Major gives public right to nominate people for honours
But while successfully sidelining opposition from within Whitehall, John Major's initiative - announced yesterday - leaves political patronage intact, prompting angry attacks from opposition MPs. 'Why do Conservative governments, and only Conservative governments, wish to use the honours system as a form of patronage for their political supporters?' John Smith, the Labour leader, asked.
Long-serving Tory backbench MPs can still normally expect a knighthood, but they, like businessmen, civil servants and diplomats, may have to provide more proof that they have earnt it under criteria set out by the Prime Minister in the Commons yesterday.
'In future there should be no assumption that honours will automatically be attached to particular posts in either the public or the private sector,' Mr Major said.
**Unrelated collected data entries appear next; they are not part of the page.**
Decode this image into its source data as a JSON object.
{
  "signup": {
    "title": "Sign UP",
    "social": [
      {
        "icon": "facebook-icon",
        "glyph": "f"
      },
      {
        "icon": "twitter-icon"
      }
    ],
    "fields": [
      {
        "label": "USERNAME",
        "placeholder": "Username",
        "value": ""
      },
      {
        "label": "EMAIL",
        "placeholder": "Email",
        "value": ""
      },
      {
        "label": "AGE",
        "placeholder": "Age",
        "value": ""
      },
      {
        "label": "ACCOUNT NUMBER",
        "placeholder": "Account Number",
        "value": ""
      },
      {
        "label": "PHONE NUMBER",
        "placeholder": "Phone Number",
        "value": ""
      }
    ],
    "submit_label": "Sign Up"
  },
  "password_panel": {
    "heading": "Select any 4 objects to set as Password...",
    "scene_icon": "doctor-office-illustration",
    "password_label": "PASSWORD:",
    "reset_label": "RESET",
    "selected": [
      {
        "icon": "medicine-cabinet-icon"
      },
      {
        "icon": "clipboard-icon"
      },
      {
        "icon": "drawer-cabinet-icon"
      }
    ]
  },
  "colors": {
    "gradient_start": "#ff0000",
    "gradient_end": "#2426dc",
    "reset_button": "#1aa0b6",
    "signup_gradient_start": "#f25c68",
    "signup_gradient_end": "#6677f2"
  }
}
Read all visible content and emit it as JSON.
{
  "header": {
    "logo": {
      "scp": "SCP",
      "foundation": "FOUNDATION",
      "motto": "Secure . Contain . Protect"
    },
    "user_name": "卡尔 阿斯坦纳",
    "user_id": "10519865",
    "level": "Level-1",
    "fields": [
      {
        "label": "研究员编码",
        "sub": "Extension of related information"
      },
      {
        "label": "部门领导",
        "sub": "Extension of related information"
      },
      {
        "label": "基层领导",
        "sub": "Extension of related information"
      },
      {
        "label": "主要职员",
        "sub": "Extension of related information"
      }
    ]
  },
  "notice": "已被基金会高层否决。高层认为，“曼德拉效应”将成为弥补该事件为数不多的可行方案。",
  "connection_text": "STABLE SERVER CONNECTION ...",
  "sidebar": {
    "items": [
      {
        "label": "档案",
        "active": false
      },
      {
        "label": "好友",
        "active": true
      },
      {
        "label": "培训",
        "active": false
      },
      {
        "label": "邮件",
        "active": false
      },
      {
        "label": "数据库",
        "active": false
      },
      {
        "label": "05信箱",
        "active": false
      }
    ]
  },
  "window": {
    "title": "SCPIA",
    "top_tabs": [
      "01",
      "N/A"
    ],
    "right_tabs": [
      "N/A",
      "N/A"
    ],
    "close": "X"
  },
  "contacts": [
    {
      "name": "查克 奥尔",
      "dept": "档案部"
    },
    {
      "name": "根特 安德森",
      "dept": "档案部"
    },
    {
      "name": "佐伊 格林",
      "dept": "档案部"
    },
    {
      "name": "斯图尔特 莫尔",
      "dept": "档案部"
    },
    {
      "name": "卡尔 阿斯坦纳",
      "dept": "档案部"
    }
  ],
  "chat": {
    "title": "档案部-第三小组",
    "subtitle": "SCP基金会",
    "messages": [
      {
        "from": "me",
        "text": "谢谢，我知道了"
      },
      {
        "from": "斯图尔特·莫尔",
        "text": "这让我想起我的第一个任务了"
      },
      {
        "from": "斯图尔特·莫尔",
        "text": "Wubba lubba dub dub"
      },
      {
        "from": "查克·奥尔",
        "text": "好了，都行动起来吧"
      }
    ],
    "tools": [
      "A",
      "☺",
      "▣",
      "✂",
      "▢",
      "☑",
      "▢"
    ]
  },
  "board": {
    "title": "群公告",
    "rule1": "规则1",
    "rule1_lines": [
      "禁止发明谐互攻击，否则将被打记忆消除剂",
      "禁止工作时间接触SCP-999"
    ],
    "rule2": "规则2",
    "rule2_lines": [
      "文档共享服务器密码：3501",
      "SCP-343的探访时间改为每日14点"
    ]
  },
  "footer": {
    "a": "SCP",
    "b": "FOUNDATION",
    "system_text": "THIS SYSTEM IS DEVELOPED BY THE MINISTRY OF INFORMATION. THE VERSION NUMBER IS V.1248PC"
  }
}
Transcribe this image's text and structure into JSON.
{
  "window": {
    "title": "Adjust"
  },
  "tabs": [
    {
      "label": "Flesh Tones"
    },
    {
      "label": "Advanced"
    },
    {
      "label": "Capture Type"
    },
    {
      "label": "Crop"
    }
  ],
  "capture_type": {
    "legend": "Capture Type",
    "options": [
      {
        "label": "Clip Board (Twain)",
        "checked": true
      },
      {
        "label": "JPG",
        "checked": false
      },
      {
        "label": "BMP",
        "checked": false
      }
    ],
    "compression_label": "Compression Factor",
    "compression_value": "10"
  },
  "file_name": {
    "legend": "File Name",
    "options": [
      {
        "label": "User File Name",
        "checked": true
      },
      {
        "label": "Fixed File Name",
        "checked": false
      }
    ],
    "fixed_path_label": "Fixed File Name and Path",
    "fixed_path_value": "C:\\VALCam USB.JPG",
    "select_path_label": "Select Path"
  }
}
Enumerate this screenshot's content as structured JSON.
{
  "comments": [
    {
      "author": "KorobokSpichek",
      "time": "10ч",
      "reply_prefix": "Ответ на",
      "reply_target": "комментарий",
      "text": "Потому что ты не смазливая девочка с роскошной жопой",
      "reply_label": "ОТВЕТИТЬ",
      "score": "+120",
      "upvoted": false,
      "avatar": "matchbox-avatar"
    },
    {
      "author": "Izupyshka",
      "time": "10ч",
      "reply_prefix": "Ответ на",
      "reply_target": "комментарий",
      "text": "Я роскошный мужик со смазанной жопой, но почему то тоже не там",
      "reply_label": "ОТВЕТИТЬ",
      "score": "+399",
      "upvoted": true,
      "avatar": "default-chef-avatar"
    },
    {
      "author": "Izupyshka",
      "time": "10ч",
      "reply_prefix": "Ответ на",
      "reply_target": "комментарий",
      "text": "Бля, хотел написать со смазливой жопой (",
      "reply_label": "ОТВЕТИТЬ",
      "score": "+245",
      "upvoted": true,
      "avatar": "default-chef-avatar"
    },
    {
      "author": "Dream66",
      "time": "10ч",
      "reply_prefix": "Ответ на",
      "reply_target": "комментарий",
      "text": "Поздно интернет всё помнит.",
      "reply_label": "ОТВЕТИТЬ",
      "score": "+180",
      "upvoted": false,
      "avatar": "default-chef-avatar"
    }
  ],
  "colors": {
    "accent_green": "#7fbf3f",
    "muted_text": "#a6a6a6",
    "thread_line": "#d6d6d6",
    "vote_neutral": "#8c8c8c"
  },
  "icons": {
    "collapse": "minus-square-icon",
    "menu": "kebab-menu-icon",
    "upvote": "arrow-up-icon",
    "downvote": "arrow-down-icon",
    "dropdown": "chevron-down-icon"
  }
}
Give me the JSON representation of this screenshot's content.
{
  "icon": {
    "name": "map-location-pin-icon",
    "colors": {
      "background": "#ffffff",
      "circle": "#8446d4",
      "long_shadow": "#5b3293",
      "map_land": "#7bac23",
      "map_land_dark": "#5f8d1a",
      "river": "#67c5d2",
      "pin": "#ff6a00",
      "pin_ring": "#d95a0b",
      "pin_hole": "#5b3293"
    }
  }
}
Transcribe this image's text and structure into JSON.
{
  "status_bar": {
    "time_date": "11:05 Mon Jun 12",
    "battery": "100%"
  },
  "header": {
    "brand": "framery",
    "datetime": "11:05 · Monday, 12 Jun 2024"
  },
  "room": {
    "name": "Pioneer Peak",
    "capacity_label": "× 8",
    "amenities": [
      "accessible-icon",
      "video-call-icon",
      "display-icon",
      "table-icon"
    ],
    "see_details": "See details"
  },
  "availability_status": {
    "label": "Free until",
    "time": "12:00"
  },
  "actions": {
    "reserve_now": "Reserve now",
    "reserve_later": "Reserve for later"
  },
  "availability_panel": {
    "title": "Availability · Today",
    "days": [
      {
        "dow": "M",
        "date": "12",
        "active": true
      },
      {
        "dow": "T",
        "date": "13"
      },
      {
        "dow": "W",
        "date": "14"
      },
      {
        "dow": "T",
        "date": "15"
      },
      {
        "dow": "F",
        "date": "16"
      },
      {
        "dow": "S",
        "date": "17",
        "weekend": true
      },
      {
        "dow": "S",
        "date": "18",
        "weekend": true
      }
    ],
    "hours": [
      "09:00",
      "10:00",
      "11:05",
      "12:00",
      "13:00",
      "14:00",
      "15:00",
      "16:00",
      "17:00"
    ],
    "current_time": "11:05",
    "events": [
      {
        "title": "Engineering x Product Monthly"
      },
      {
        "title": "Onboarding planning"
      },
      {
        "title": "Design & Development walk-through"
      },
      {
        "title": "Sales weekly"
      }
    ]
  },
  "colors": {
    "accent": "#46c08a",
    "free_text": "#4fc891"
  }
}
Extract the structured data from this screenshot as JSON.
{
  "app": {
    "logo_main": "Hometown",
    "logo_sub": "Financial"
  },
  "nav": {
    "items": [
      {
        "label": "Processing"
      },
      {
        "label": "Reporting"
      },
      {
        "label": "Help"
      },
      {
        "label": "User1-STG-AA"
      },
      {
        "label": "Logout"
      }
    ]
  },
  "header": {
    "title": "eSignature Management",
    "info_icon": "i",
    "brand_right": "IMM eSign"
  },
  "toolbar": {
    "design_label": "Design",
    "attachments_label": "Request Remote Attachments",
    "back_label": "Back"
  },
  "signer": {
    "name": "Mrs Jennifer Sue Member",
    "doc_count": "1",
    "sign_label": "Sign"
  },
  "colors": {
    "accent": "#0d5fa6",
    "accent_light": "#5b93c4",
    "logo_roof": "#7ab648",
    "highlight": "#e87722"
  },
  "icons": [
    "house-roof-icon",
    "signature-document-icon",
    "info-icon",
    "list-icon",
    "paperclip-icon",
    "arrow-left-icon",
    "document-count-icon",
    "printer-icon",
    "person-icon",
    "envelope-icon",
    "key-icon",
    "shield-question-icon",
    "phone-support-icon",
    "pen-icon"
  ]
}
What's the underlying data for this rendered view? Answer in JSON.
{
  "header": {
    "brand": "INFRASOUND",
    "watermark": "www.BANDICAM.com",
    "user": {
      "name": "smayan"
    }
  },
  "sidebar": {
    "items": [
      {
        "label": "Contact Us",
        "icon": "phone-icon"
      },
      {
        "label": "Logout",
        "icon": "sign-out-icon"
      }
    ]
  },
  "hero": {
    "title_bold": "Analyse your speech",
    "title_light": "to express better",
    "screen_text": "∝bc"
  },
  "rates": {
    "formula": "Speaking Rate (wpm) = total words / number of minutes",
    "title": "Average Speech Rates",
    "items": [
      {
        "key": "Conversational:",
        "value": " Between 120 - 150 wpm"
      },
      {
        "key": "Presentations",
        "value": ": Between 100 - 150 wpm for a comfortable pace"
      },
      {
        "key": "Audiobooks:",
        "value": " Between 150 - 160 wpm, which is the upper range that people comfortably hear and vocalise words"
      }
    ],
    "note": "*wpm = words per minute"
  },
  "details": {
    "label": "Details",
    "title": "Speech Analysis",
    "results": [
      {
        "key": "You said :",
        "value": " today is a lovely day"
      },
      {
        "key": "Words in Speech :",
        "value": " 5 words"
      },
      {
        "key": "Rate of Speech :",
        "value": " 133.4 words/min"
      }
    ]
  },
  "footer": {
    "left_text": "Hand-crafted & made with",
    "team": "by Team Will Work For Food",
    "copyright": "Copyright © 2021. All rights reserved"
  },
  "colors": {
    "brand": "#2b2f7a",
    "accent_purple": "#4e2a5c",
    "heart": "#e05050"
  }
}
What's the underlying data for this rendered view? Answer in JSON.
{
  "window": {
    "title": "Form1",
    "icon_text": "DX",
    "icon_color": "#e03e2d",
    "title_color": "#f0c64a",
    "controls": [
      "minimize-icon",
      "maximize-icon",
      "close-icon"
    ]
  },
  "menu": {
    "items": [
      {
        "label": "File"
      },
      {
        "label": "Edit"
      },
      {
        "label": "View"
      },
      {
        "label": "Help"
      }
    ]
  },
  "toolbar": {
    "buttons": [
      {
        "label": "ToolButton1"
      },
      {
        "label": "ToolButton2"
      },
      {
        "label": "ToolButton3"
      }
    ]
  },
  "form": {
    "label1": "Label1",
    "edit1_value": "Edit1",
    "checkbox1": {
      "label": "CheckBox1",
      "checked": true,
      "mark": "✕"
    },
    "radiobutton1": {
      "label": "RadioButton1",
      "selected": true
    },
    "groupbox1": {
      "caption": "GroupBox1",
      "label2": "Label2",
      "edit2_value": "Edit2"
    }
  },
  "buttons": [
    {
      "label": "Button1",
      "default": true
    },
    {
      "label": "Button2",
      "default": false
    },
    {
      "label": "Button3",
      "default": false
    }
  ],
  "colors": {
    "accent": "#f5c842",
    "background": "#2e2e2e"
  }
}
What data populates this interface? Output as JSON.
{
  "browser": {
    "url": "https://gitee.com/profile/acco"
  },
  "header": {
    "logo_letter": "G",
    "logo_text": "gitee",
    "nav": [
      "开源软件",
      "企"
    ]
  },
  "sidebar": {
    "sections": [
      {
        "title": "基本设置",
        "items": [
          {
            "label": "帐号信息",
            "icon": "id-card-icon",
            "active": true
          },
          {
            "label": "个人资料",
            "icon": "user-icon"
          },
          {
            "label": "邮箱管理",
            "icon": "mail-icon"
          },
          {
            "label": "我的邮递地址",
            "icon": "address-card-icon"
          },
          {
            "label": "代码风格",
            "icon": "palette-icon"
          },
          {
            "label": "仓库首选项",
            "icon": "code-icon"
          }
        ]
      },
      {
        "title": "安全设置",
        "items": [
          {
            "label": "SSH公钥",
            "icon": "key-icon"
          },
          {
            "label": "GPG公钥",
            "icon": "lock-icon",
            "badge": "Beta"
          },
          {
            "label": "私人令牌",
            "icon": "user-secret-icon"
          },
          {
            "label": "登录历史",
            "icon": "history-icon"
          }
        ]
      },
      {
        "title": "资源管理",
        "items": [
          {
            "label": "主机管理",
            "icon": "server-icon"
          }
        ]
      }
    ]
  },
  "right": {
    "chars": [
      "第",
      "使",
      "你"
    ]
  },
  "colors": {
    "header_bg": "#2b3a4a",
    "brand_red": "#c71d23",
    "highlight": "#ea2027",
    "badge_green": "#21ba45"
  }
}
Members of the public will be able to nominate people for awards by obtaining a form from the Honours Secretariat at 10 Downing Street. The changes, most of which will apply to the next Queen's Birthday Honours List, mean an end to automatic knighthoods for government law officers and ambassadors, and to awards for simply doing one's job properly.
All honours will be awarded 'on merit, for exceptional achievement, or exceptional service over and above what normally might be expected', Mr Major said. There should be different levels of awards to reflect different levels of achievement and honours should place more emphasis on voluntary service.
While the new criteria indicate the possibility of a more selective approach to awards for industrialists and politicians, the 'gong' scores of the civil and diplomatic services and armed forces appear to have exercised Mr Major rather more. Bringing forward the five- yearly Review of Honours to the summer, he has asked it to ensure that numbers of awards to state servants reflect the role and size of the three services. It indicates the extent to which the Prime Minister has beaten opposition from Whitehall mandarins.
He is keen to recognise community work, such as inner-city initiatives that could divert young people from crime. He has asked the review to take greater account of work in the voluntary sector and service to the community. The changes are viewed as radical in Downing Street. But Mr Smith said: 'Have you no shame about the way that each year eight Conservative MPs regularly and automatically collect knighthoods, for no other reason but being supporters of the ruling political party? Do you not think the connection between awards of honours and donations by companies to the Conservative Party is a shoddy misuse of a system set up to recognise public service?'
Mr Major insisted there was 'very stringent' independent scrutiny of all honours.
Only High Court judges will be exempt from the abandonment of automatic honours (all are knighted on appointment) on the ground, Mr Major said, that awards should not be thought to depend on government approval of legal judgments. Chris Mullin, Labour MP for Sunderland South, suggested the best way to preserve their independence was to give knighthoods to none of them.
All those who would have received the BEM will get its equivalent, the MBE, which will account for two-thirds of the Prime Minister's usual list of 1,000. The Military Medal for bravery by non-commissioned officers and lower ranks will be abolished. All will get the Military Cross, reserved for commissioned officers.
Malcolm Rifkind, the Secretary of State for Defence, is to announce separately the results of a wider review of gallantry awards.
The Queen has agreed to increase the numbers of investitures at Buckingham Palace and - for the first time - elsewhere in the country, although she will not conduct all of them herself.